Really? I can’t believe writers would put something on paper and not check the facts. I prefer to think that we take the time to learn what we don’t know. For example, would anyone start a story about a doctor and not know the basics of education, office set up and regulations regarding the practice of medicine? Would we be willing to tarnish our reputation just to get the book finished?

We are responsible for what we put on paper. I have a situation in a novel regarding the purchase of several tracts of land with the stipulation the former owners could buy the land back in five years. Only the buy-back did not include the water and mineral rights. Was this possible? Absolutely. How did I learn about this? Book and on-line research combined with discussions with experts in the field. And with on-line resources, it’s easy to do the research.

While we have more up-to-date information at hand, I still prefer books. I purchased a detailed book on gems, cuts, faceting, settings, and designs. While I have done some rock collecting and panning, I need details so that my character is real.

I also believe in experience. Writing a western? Go west. Sign on as a ranch hand, and if you don’t ride a horse, learn. Pick up the cowboy lingo.

Find a fee site and learn to pan for gold. (You get to keep what you find.)

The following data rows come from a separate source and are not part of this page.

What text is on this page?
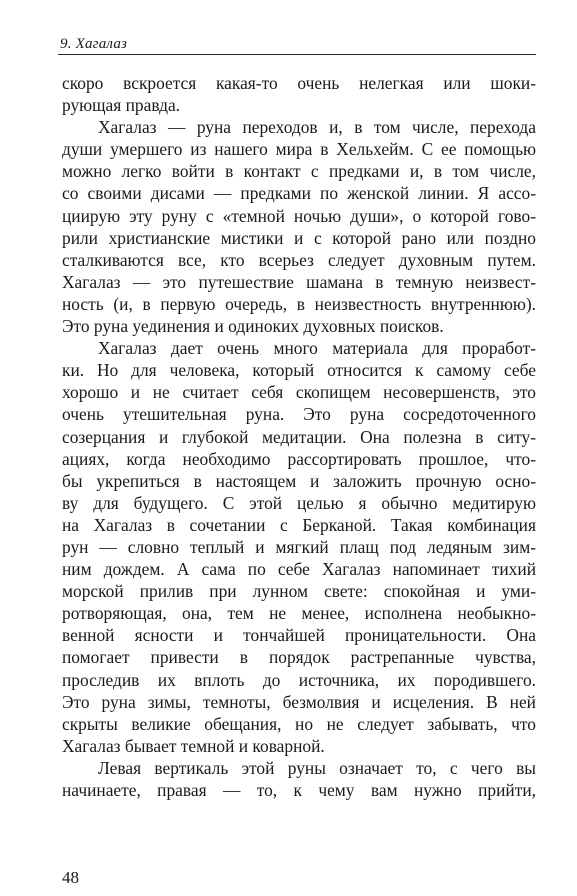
9. Хагалаз
скоро вскроется какая-то очень нелегкая или шоки-
рующая правда.
Хагалаз — руна переходов и, в том числе, перехода
души умершего из нашего мира в Хельхейм. С ее помощью
можно легко войти в контакт с предками и, в том числе,
со своими дисами — предками по женской линии. Я ассо-
циирую эту руну с «темной ночью души», о которой гово-
рили христианские мистики и с которой рано или поздно
сталкиваются все, кто всерьез следует духовным путем.
Хагалаз — это путешествие шамана в темную неизвест-
ность (и, в первую очередь, в неизвестность внутреннюю).
Это руна уединения и одиноких духовных поисков.
Хагалаз дает очень много материала для проработ-
ки. Но для человека, который относится к самому себе
хорошо и не считает себя скопищем несовершенств, это
очень утешительная руна. Это руна сосредоточенного
созерцания и глубокой медитации. Она полезна в ситу-
ациях, когда необходимо рассортировать прошлое, что-
бы укрепиться в настоящем и заложить прочную осно-
ву для будущего. С этой целью я обычно медитирую
на Хагалаз в сочетании с Берканой. Такая комбинация
рун — словно теплый и мягкий плащ под ледяным зим-
ним дождем. А сама по себе Хагалаз напоминает тихий
морской прилив при лунном свете: спокойная и уми-
ротворяющая, она, тем не менее, исполнена необыкно-
венной ясности и тончайшей проницательности. Она
помогает привести в порядок растрепанные чувства,
проследив их вплоть до источника, их породившего.
Это руна зимы, темноты, безмолвия и исцеления. В ней
скрыты великие обещания, но не следует забывать, что
Хагалаз бывает темной и коварной.
Левая вертикаль этой руны означает то, с чего вы
начинаете, правая — то, к чему вам нужно прийти,
48
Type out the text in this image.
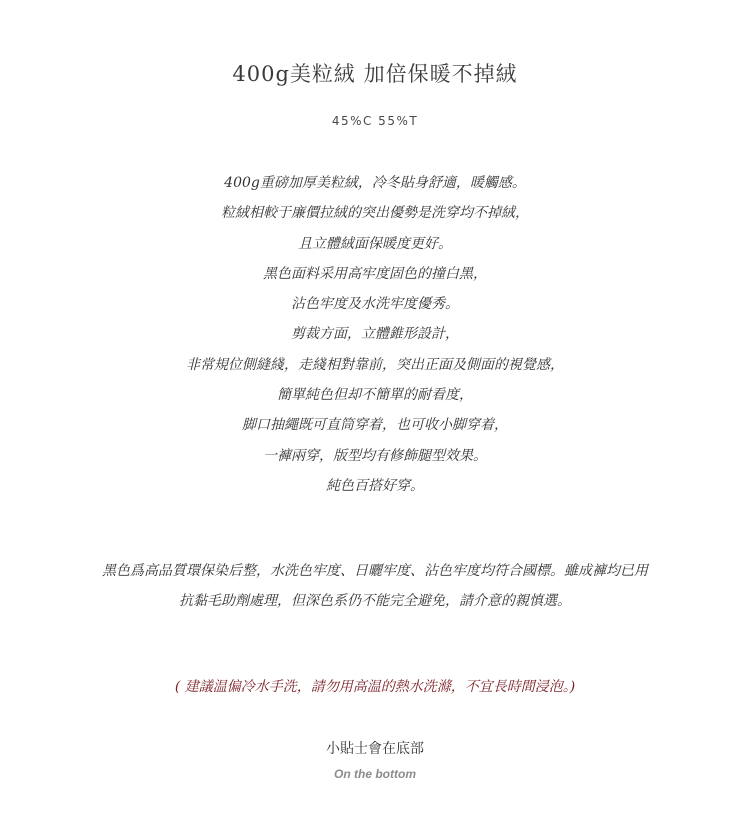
400g美粒絨 加倍保暖不掉絨
45%C 55%T
400g重磅加厚美粒絨，冷冬貼身舒適，暖觸感。
粒絨相較于廉價拉絨的突出優勢是洗穿均不掉絨，
且立體絨面保暖度更好。
黑色面料采用高牢度固色的撞白黑，
沾色牢度及水洗牢度優秀。
剪裁方面，立體錐形設計，
非常規位側縫綫，走綫相對靠前，突出正面及側面的視覺感，
簡單純色但却不簡單的耐看度，
脚口抽繩既可直筒穿着，也可收小脚穿着，
一褲兩穿，版型均有修飾腿型效果。
純色百搭好穿。
黑色爲高品質環保染后整，水洗色牢度、日曬牢度、沾色牢度均符合國標。雖成褲均已用
抗黏毛助劑處理，但深色系仍不能完全避免，請介意的親慎選。
( 建議温偏冷水手洗，請勿用高温的熱水洗滌，不宜長時間浸泡。)
小貼士會在底部
On the bottom
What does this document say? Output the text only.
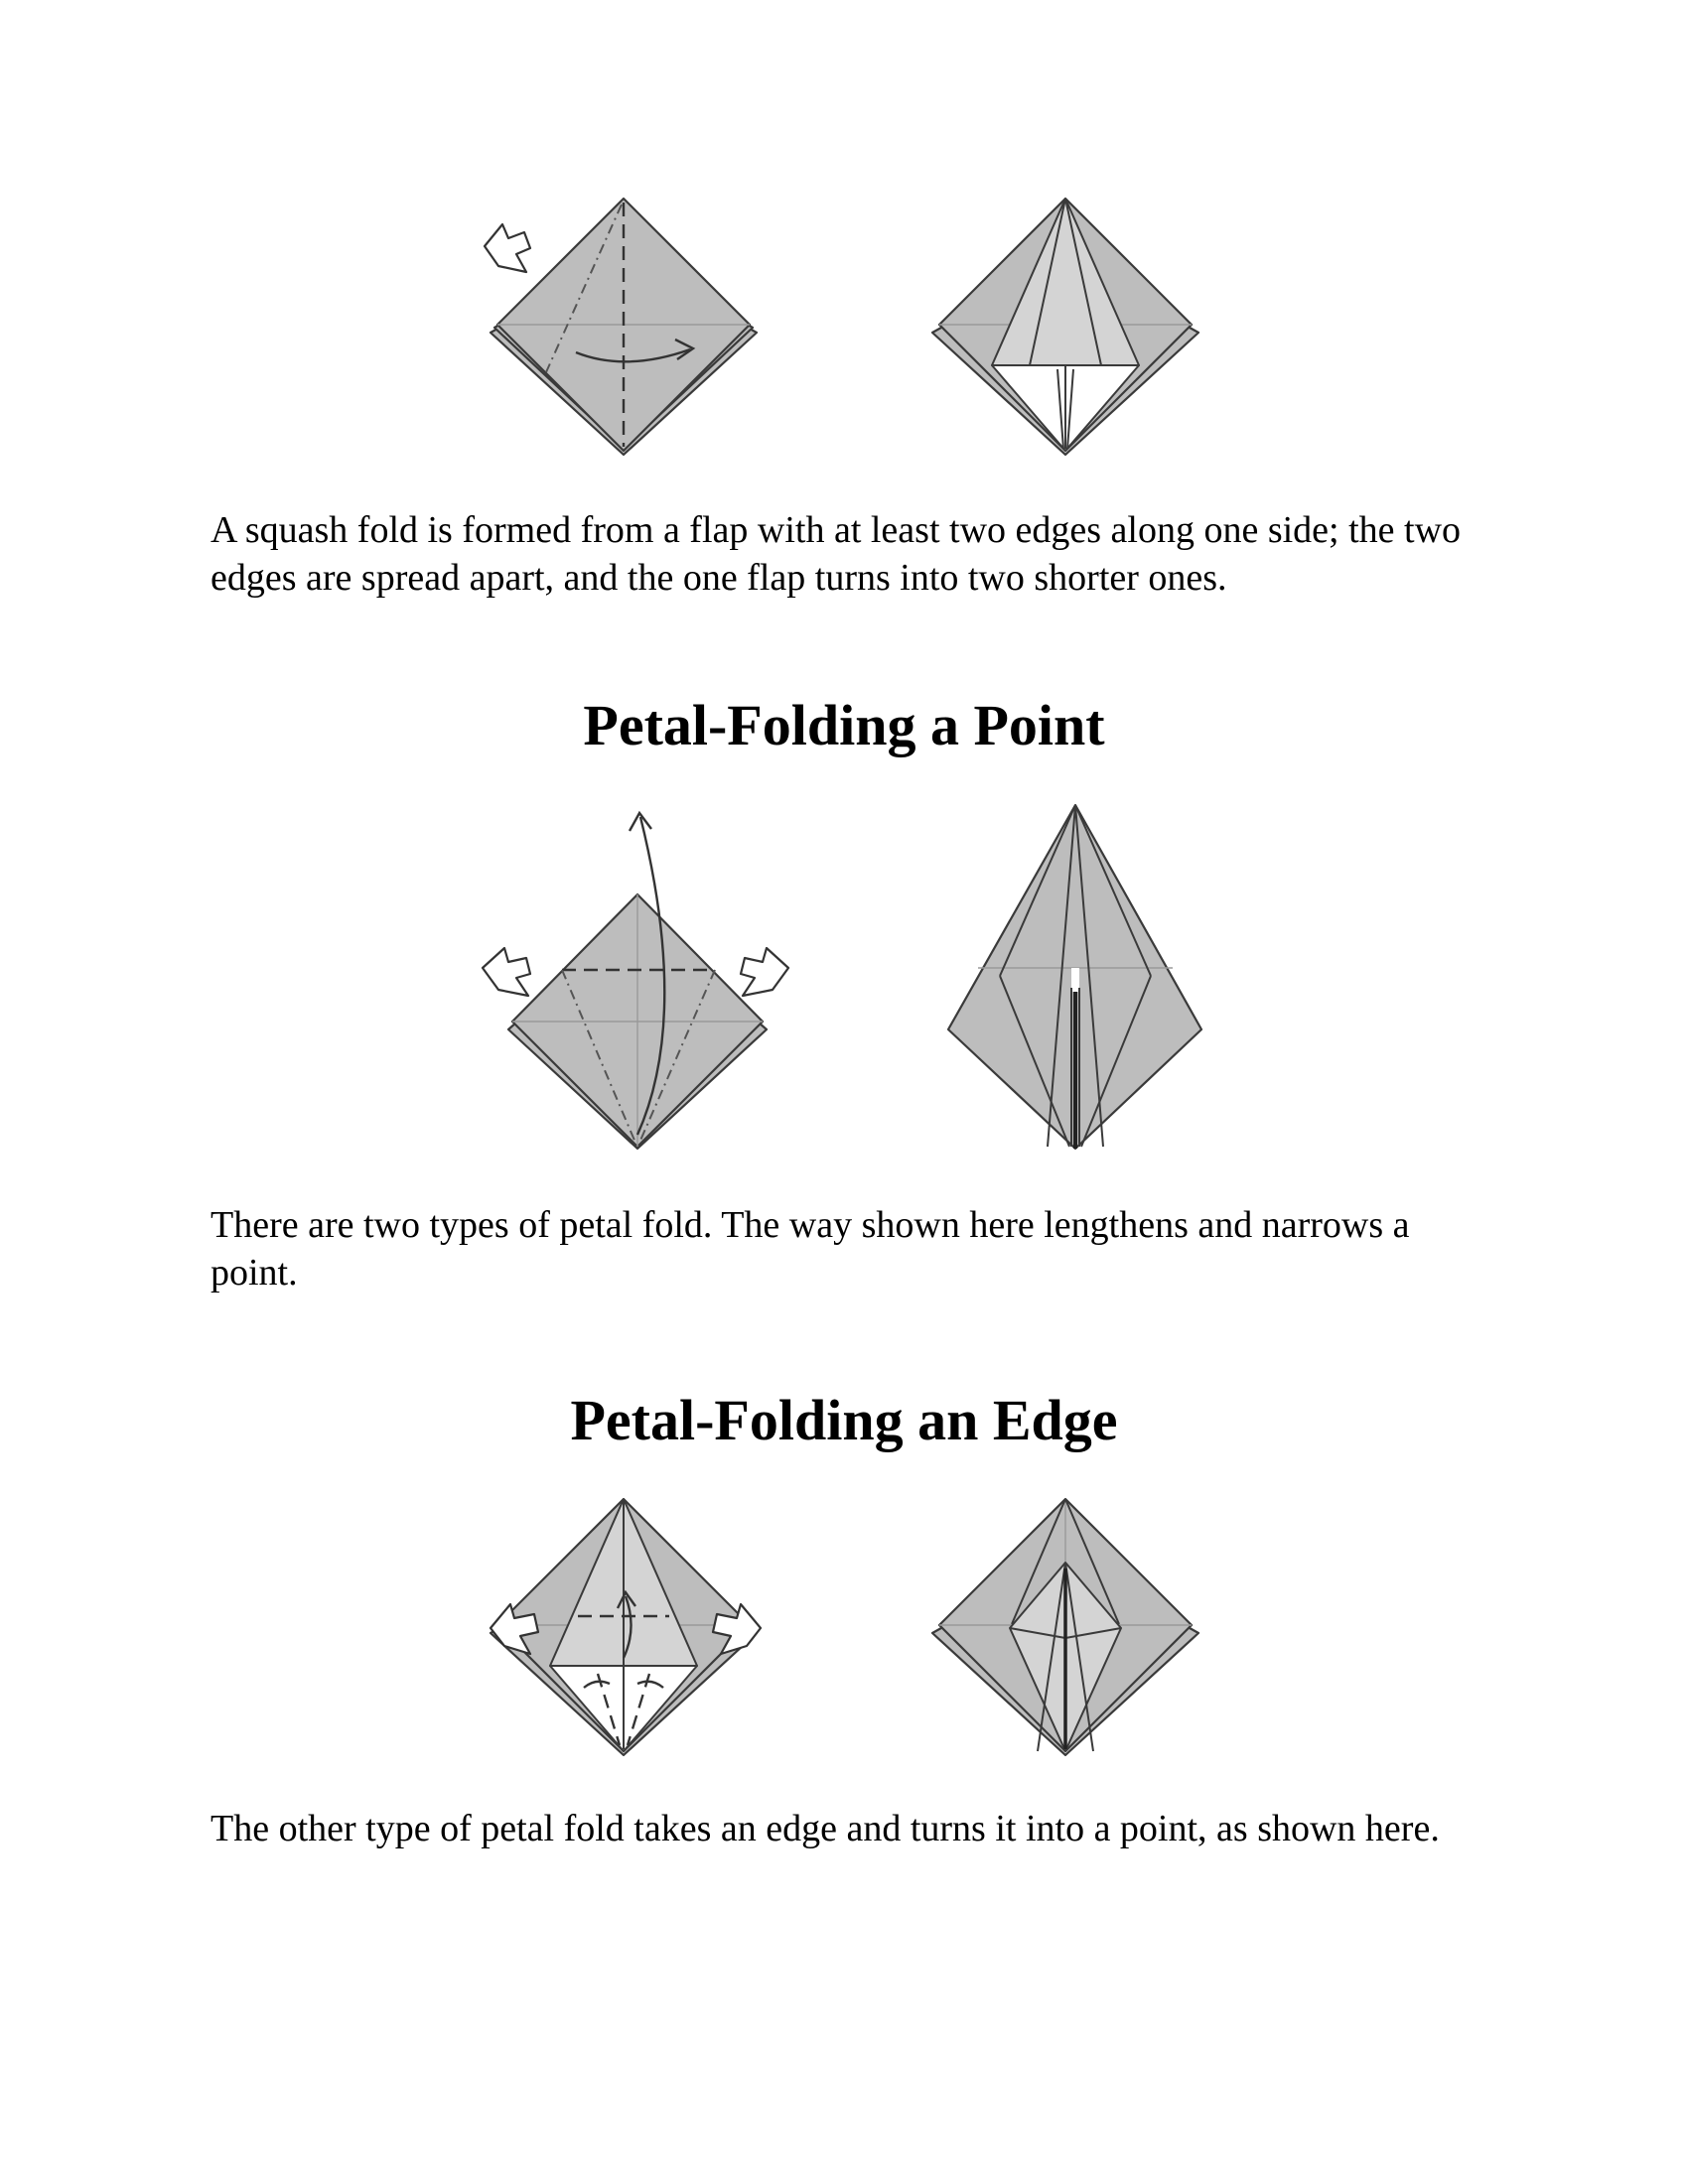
A squash fold is formed from a flap with at least two edges along one side; the two edges are spread apart, and the one flap turns into two shorter ones.

Petal-Folding a Point

There are two types of petal fold. The way shown here lengthens and narrows a point.

Petal-Folding an Edge

The other type of petal fold takes an edge and turns it into a point, as shown here.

Is your hero a rock climber? Find a beginner’s location and scale the cliff. Become familiar with the rigging and terminology.

Proper research builds better settings, richer dialog, and more exciting characters. By paying attention to details, we portray ourselves as true professionals who take responsibility for the words we put on the page. We make the editor’s job easier and we reduce the amount of editing needed to make a project press-ready. Good research permits the author to put one project to be and start a new work.